Wednesday, May 8, 2013

Damn, Internet, I Miss You When You're Gone...

You know, it seems like it was just Sunday (because it was!) that I was mentioning getting back into the swing of regular posting. I think fate saw that as a challenge, because Monday, after a long day of sitting in front of a computer, I cranked up the old laptop to enjoy my hobby of sitting in front of a computer and I discovered I was fresh out of intertubes. My DSL box had blown. I did all the resuscitate-y things, like unplugging it, letting it rest, doing the reset button thing, you know the drill, but it was to no avail. So the spouse and I called Verizon (because technical service calls go better with teamwork).

I only note the particulars because it struck me that they still ask if you turned the box off and on, unplugged it, and did the reset button thingy.  It always strikes me as a little like the AAA person asking "Is there gas in the car?" or "Did you start it in 'park'?"  Although I guess they do have to ask. Oh well. Got my new modem this evening and am hopefully will get right on top of this here blogging thing.  You know, after I've seen about a dozen YouTube videos of adorable animals I somehow missed over the last two days.

2 comments:

Big Bad Bald Bastard said...

It always strikes me as a little like the AAA person asking "Is there gas in the car?" or "Did you start it in 'park'?" Although I guess they do have to ask.

It's scary how many stupid people there are out there, thus necessitating these preliminaries.

Vixen Strangely said...

By way of telling a story on myself--I actually did call AAA when I couldn't start my car in my parents' driveway several years back. I had pulled in to the drive, so my car was facing the wrong way for a tow. My dad had tried to start the car and couldn't, and he and a neighbor looked under the hood--no idea what the problem was.

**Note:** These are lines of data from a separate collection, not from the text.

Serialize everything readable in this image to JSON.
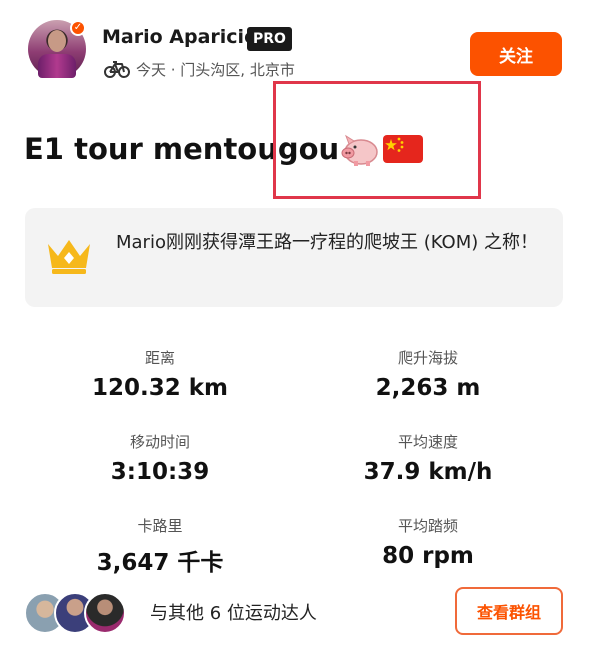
{
  "header": {
    "athlete_name": "Mario Aparicio",
    "badge": "PRO",
    "meta": "今天 · 门头沟区, 北京市",
    "follow_label": "关注",
    "activity_icon": "bike-icon"
  },
  "activity": {
    "title": "E1 tour mentougou",
    "emojis": [
      "pig-icon",
      "china-flag-icon"
    ]
  },
  "achievement": {
    "icon": "crown-icon",
    "text": "Mario刚刚获得潭王路一疗程的爬坡王 (KOM) 之称！"
  },
  "stats": [
    {
      "label": "距离",
      "value": "120.32 km"
    },
    {
      "label": "爬升海拔",
      "value": "2,263 m"
    },
    {
      "label": "移动时间",
      "value": "3:10:39"
    },
    {
      "label": "平均速度",
      "value": "37.9 km/h"
    },
    {
      "label": "卡路里",
      "value": "3,647 千卡"
    },
    {
      "label": "平均踏频",
      "value": "80 rpm"
    }
  ],
  "footer": {
    "others_text": "与其他 6 位运动达人",
    "group_button": "查看群组"
  },
  "colors": {
    "accent": "#fc5200",
    "highlight": "#e0364a",
    "card_bg": "#f3f3f3"
  }
}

The gentleman who got out of the towtruck was a sizeable fellow--of the sort who, if worse came to worse, might turn the car in "The Hometeam won the Sportsball Trophy" fashion. He looked at my car, asked for the keys, and having surrounded himself in my car rather like a bear wearing a onesie, thwacked the shifter and started it in one go--it turned out my car only "looked" like it was in park. And I felt every bit as dumb as you can imagine. So, well, many stupid people plus the mostly harmless ones like me in the world is a scary thought.